Lunar New Year: Virtual Red Envelopes, E-Hongbaos in the Spotlight
Now with the festivities coming in just a few days, the Monetary Authority of Singapore (MAS) is advising Singaporeans to use so-called e-hongbao to help reduce queues for physical notes and because they are more climate-friendly. MAS estimates that some 330 tons of carbon emissions are generated by the production of new notes each Lunar New Year.
An e-hongbao is an electronic red packet where transfers are done via scanning of QR code or via an electronic fund transfers. Like a physical red envelope, an e-hongbao can come in different designs with customizable greetings and graphics depending on the bank.
E-hongbaos through PayNow
In Singapore, all major banks – DBS Bank, OCBC Bank, UOB, Citibank, Standard Chartered Bank and Maybank – are offering digital red packets this year in response to social distancing requirements amid the pandemic.

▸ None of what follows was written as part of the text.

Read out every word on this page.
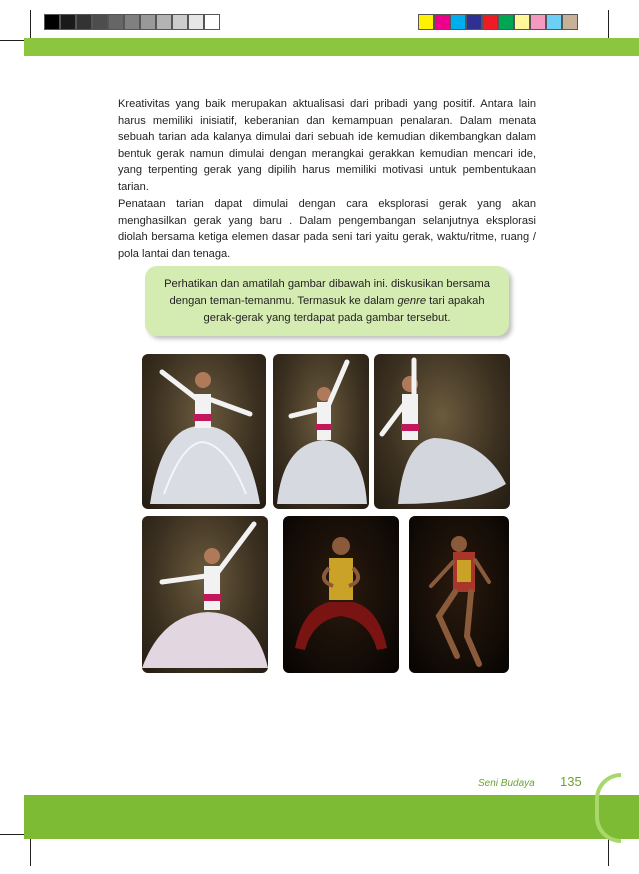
Kreativitas yang baik merupakan aktualisasi dari pribadi yang positif. Antara lain harus memiliki inisiatif, keberanian dan kemampuan penalaran. Dalam menata sebuah tarian ada kalanya dimulai dari sebuah ide kemudian dikembangkan dalam bentuk gerak namun dimulai dengan merangkai gerakkan kemudian mencari ide, yang terpenting gerak yang dipilih harus memiliki motivasi untuk pembentukaan tarian.

Penataan tarian dapat dimulai dengan cara eksplorasi gerak yang akan menghasilkan gerak yang baru . Dalam pengembangan selanjutnya eksplorasi diolah bersama ketiga elemen dasar pada seni tari yaitu gerak, waktu/ritme, ruang / pola lantai dan tenaga.

Perhatikan dan amatilah gambar dibawah ini. diskusikan bersama dengan teman-temanmu. Termasuk ke dalam genre tari apakah gerak-gerak yang terdapat pada gambar tersebut.
Seni Budaya 135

The functionality runs on PayNow, a peer-to-peer (P2P) fund transfer service in Singapore currently offered by nine banks, which allows customers to send and receive Singapore dollar funds from one bank to another almost instantly using just their mobile number and/or a Singapore national registration identity card (NRIC) number/foreign identification number (FIN).
During this end-of-the-year festive season, banking customers of these financial institutions will be able to send e-red packets through PayNow and add Lunar New Year greeting for recipients to receive via their Whatsapp or SMS transaction notifications. Customers of certain banks will also be able to include specially-designed festive graphics to accompany these greetings.
The following table by the Association of Banks of Association sums up the different PayNow e-Gifting features that have been made available by Singaporean banks:
DBS Bank is offering customers two options this year: the DBS QR Gift (also known as QR Hong Bao), and the eGift. While the eGift provides a 100% digital experience, the DBS QR Gift, which enables customers to loan cash values onto unique QR codes, aims to strike a balance between tradition and technology. The DBS QR Gift is currently Singapore’s only “phygital” alternative to gifting.
Similarly, UOB customers will be able to send e-hongbaos instantly and conveniently through the UOB Mighty app via either PayNow or QR Pay.
While most of the large banks in Singapore have introduced e-hongbao functionalities, it appears that none of the city state’s popular non-bank mobile wallets, including GrabPay, FavePay and EZ-Link Wallet, have launched a similar feature yet.
Singapore is currently in phase 3 of its reopening amid the COVID-19 outbreak, under which social gatherings of up to eight people are allowed.
Virtual envelopes and e-gifting on the rise
In recent years, e-gifting has been on an upward trend. The volume and value of PayNow transactions processed by UOB during 2020’s 15-day festive period roughly doubled compared with the same period in 2019.
The surge was mainly driven by Millennials, a UOB spokesperson told the Straits Times. This year, he expects older generations to join in amid social distancing concerns.
Similarly, the average amount sent by DBS users via the bank’s eGift function during the Lunar New Year increased from S$36 in 2019 to S$47 in 2020.
E-hongbaos first emerged in China back in 2014 when messaging app giant WeChat introduced the ability to distribute virtual red envelopes of money to contacts and groups via its WeChat Pay platform.
When the envelopes debuted in 2014 during Chinese New Year, the number of people using WeChat Pay more than tripled from 30 million to 100 million in a month. Over the six-day holiday, users sent each other 20 million red envelopes. One year later, that number reached 3.2 billion.
The popularity of the feature spawned imitations from other vendors, including Alibaba, which added a similar function to its competing messaging service.
A 2019 research study shows that the popularization of virtual red packets comes from their contagious feature: users who receive red packets feel obligated to follow suit to send another one.